6. Improvements with Domain-Specific Context:

  • Readymade Datasets: Failure mode labeling creates datasets from production data, representative of real-world inputs.
  • Iteration: Engineers iterate against these datasets, tracking performance improvements for specific failure modes.
  • Domain Expert Involvement: Domain experts suggest changes to the application pipeline and provide new domain knowledge.
  • Domain Knowledge Addition: Domain experts can add domain knowledge through a dedicated button on the dashboard.
  • Data-Driven Evaluation: Domain evals (failure set evals, generic eval sets) determine if domain knowledge suggestions improve performance.
  • Rapid Iteration: The process allows for same-day fixes by adding domain knowledge, proving its impact with evals, and deploying it live.

7. Putting It All Together:

  • Overall Flow: Production application generates AI outputs, domain experts review and provide performance insights (metrics, failure modes), and the domain expert PM prioritizes based on this information.
  • Engineer Iteration: Engineers work to fix specific failure modes up to a defined performance threshold, using failure mode datasets and evals.
  • PM Decision: The PM decides whether to deploy changes to production based on eval metrics and wider context.

8. Conclusion:

  • Building a domain-native LLM application requires solving the last mile problem, which isn't just about more powerful models.
  • An "Adaptive Domain Intelligence Engine" is needed.
  • Domain experts power the system by reviewing AI outputs, generating metrics, failure modes, and suggested improvements.
  • This creates a self-improving, data-driven process managed by a domain expert PM.

9. Notable Quotes:

  • "When it comes to vertical AI applications, the system that you build for incorporating your domain insights is far more important than the sophistication of your models and your pipelines."
  • "The models reason very well, they get to a great baseline.

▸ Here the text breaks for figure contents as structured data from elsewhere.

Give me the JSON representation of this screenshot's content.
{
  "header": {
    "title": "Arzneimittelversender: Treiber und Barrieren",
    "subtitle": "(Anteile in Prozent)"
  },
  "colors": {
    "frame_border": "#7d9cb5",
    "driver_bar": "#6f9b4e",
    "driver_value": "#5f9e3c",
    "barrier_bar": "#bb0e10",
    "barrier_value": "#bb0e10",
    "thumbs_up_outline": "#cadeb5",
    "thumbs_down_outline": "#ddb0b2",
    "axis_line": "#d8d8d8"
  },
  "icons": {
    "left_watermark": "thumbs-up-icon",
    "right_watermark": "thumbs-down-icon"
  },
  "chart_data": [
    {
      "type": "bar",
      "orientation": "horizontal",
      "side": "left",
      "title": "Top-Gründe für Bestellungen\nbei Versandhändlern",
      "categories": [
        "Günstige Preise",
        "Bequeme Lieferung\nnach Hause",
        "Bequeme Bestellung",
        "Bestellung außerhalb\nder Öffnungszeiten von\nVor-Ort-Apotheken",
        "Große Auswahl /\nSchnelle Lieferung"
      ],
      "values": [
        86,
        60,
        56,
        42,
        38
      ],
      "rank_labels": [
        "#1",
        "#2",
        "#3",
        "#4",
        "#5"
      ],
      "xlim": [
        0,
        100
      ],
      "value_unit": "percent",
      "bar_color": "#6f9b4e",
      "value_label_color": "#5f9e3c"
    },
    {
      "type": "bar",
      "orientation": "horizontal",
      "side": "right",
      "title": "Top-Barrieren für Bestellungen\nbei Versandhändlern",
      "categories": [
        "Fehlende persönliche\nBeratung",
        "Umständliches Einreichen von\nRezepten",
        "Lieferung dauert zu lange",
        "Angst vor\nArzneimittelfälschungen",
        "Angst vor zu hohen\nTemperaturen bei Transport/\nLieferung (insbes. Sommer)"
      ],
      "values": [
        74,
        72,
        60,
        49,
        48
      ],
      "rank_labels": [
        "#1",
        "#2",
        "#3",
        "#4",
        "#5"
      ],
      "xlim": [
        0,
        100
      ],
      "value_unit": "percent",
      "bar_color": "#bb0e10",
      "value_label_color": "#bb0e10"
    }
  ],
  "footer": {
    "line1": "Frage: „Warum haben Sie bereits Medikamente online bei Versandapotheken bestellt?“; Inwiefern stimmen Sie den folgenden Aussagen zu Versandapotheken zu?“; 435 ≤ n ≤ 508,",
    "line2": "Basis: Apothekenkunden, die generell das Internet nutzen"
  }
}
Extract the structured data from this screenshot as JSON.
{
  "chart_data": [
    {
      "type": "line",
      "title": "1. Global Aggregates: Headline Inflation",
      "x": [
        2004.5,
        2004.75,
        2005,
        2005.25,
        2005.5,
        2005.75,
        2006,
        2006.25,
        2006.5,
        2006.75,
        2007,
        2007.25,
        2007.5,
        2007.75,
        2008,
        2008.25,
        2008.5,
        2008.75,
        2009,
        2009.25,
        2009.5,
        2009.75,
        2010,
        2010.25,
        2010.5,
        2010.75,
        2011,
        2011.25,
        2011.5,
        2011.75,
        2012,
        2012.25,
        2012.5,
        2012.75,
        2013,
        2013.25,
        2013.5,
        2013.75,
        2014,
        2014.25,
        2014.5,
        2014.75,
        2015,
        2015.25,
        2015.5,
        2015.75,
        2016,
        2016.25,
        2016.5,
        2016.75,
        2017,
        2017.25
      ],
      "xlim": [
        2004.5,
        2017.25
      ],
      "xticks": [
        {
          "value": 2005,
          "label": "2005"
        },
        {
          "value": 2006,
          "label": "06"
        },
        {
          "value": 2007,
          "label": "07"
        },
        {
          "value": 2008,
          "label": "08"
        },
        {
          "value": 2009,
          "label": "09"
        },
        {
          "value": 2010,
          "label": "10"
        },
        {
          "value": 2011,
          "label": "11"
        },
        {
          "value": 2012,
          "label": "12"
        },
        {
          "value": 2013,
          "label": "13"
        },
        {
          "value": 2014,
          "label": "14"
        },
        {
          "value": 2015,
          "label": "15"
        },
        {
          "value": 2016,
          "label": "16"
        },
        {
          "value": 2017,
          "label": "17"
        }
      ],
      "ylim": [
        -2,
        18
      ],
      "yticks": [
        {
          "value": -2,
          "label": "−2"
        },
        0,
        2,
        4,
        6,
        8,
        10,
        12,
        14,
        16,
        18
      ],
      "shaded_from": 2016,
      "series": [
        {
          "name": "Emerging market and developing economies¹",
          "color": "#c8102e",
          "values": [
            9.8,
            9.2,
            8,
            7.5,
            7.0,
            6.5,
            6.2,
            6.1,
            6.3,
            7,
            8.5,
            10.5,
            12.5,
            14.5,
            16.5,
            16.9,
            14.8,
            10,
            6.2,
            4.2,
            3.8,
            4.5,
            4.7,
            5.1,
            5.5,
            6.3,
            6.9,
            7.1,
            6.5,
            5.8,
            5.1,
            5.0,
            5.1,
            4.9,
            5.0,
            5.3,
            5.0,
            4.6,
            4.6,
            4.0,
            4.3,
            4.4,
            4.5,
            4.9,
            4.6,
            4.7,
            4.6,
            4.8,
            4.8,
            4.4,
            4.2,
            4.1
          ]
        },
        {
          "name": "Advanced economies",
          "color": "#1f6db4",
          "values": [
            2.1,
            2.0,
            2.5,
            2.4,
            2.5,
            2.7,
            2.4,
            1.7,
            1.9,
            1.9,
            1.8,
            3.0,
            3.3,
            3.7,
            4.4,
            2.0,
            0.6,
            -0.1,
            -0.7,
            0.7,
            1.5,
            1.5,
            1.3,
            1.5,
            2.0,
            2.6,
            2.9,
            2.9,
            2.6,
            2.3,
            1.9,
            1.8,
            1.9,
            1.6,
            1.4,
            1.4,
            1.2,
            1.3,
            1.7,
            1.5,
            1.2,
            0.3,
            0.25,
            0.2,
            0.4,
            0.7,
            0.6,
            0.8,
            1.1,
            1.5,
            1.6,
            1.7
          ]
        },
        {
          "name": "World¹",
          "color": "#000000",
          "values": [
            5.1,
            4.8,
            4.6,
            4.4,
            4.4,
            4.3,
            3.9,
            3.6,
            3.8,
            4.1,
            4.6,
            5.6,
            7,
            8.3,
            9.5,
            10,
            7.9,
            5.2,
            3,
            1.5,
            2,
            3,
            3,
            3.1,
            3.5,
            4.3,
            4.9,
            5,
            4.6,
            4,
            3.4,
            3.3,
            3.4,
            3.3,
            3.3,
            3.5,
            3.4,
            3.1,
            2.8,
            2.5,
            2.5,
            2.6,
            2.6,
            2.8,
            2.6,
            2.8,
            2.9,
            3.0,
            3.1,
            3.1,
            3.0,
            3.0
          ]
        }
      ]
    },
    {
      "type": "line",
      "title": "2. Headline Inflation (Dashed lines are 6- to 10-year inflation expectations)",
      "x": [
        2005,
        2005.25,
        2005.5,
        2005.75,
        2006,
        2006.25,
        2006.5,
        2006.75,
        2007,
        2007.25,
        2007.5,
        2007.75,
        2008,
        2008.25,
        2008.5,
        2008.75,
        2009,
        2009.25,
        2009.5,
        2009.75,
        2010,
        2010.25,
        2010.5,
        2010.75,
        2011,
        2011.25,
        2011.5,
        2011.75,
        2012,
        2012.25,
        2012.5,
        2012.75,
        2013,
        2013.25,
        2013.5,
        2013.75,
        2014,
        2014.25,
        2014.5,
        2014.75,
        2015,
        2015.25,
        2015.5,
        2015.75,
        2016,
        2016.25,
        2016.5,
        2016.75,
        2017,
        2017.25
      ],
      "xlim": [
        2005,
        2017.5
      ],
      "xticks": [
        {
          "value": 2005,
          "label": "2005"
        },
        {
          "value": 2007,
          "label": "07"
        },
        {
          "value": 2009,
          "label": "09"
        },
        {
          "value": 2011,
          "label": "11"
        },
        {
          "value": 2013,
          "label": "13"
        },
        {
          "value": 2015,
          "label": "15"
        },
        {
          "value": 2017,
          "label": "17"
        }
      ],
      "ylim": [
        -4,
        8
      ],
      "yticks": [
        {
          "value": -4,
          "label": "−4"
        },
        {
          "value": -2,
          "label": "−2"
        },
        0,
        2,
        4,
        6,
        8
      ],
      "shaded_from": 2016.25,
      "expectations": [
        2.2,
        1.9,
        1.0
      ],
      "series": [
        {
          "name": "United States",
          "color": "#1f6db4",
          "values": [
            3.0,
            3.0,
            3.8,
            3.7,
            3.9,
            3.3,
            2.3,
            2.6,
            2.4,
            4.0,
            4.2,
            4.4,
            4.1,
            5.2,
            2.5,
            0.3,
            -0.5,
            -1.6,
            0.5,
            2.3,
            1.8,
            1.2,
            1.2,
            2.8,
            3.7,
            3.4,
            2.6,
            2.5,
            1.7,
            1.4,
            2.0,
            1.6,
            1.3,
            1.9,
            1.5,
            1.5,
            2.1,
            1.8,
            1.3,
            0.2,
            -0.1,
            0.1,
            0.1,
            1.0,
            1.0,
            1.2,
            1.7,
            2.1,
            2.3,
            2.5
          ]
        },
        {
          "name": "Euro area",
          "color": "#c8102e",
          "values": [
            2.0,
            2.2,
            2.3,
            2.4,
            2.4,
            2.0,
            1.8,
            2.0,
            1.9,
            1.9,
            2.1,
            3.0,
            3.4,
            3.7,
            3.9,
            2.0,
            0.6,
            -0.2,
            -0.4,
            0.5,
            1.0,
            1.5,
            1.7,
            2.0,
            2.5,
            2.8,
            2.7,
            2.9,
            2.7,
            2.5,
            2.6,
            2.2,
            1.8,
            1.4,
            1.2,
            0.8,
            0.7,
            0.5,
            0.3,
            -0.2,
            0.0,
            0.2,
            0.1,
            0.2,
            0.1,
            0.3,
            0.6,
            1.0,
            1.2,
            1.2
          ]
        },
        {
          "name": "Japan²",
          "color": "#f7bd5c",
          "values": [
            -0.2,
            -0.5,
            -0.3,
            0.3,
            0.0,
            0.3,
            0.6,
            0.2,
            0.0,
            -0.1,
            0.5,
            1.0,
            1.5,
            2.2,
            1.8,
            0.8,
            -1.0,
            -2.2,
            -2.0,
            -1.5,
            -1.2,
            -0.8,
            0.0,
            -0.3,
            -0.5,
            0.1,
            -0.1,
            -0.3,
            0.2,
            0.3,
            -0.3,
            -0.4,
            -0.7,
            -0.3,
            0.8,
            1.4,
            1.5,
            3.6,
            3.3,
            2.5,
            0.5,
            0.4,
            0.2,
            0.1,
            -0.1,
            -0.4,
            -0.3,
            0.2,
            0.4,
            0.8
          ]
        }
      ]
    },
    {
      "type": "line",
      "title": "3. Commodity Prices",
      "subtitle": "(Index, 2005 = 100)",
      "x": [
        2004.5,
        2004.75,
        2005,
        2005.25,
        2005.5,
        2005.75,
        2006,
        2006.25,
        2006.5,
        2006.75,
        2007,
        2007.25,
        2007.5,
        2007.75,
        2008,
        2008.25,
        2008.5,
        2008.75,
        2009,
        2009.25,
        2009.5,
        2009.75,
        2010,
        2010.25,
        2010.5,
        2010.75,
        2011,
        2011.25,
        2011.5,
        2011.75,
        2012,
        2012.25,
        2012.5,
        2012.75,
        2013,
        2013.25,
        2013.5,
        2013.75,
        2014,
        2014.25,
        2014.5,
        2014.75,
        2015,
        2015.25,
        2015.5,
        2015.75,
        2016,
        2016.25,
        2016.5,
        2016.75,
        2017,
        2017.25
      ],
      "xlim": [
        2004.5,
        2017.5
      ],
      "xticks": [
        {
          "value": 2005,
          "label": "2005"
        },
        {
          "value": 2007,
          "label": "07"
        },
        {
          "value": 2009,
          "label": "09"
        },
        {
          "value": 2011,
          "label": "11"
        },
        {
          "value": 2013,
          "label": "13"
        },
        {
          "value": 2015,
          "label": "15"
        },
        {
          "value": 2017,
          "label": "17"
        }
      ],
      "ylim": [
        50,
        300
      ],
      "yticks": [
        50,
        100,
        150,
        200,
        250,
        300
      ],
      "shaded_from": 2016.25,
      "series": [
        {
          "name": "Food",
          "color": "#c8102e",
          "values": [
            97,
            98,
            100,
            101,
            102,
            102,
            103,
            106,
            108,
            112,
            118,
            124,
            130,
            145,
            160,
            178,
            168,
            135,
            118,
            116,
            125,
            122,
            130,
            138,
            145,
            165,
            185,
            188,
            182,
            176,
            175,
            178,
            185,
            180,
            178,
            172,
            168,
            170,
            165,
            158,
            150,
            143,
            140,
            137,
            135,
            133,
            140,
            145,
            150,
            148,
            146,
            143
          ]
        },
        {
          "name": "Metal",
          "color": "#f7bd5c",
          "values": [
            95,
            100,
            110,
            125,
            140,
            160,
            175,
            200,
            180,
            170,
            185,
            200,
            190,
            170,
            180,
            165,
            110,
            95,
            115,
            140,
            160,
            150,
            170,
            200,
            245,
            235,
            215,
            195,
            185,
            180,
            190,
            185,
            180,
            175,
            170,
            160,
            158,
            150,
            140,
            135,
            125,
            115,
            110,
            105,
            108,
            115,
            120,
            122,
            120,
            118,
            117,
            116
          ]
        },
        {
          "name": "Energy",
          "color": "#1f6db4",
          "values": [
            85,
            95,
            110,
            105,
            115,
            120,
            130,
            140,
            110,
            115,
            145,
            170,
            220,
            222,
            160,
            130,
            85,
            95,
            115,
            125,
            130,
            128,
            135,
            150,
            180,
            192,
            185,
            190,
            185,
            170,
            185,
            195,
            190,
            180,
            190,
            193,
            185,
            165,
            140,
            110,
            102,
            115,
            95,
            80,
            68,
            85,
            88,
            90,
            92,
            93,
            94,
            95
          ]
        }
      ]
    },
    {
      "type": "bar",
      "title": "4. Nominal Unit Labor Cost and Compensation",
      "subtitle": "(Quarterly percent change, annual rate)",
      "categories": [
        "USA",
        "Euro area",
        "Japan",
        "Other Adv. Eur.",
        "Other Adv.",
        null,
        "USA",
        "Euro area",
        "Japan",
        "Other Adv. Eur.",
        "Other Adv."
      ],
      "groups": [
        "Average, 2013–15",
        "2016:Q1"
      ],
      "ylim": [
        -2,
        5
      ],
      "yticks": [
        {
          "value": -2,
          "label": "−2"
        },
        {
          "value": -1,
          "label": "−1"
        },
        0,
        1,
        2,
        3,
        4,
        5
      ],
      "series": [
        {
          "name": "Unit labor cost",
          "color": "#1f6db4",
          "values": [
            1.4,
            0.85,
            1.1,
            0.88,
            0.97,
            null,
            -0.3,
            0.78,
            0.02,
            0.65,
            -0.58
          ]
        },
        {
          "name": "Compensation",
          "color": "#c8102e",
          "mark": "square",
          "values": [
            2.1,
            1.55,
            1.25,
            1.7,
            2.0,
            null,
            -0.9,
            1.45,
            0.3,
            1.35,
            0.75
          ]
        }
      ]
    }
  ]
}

But if you're in an industry where you really need to ek out that like final mile of performance, you need to be able to then kind of give the model give the pipeline that context."

10. Technical Terms and Concepts:

  • LLM (Large Language Model): A type of AI model trained on vast amounts of text data, capable of generating human-like text, translating languages, and answering questions.
  • ARR (Annual Recurring Revenue): A measure of the revenue that a company expects to receive from its recurring subscriptions in a year.
  • Medical Necessity Review: The process of evaluating whether a requested medical service or procedure is appropriate and necessary for a patient's condition.
  • False Approval: Incorrectly approving a medical service or procedure that is not medically necessary.
  • Failure Mode Ontology: A structured classification of the different ways in which an AI system can fail.
  • Domain Expert: An individual with extensive knowledge and experience in a specific field or industry.
  • Eval Sets: Datasets used to evaluate the performance of an AI model or system.
  • Vertical AI Applications: AI applications designed for specific industries or domains.

11. Logical Connections:

  • The presentation starts by establishing the importance of domain expertise in AI.
  • It then introduces the "last mile problem" as the key challenge in applying LLMs to specialized industries.
  • The "Adaptive Domain Intelligence Engine" is presented as a solution to this problem, with its two main components: measurement and improvement.
  • The measurement section focuses on defining key metrics and creating a failure mode ontology.
  • The improvement section describes how to use failure mode data to iterate on the AI system and involve domain experts in the process.
  • Finally, the presentation concludes by summarizing the overall flow and emphasizing the importance of a domain expert PM.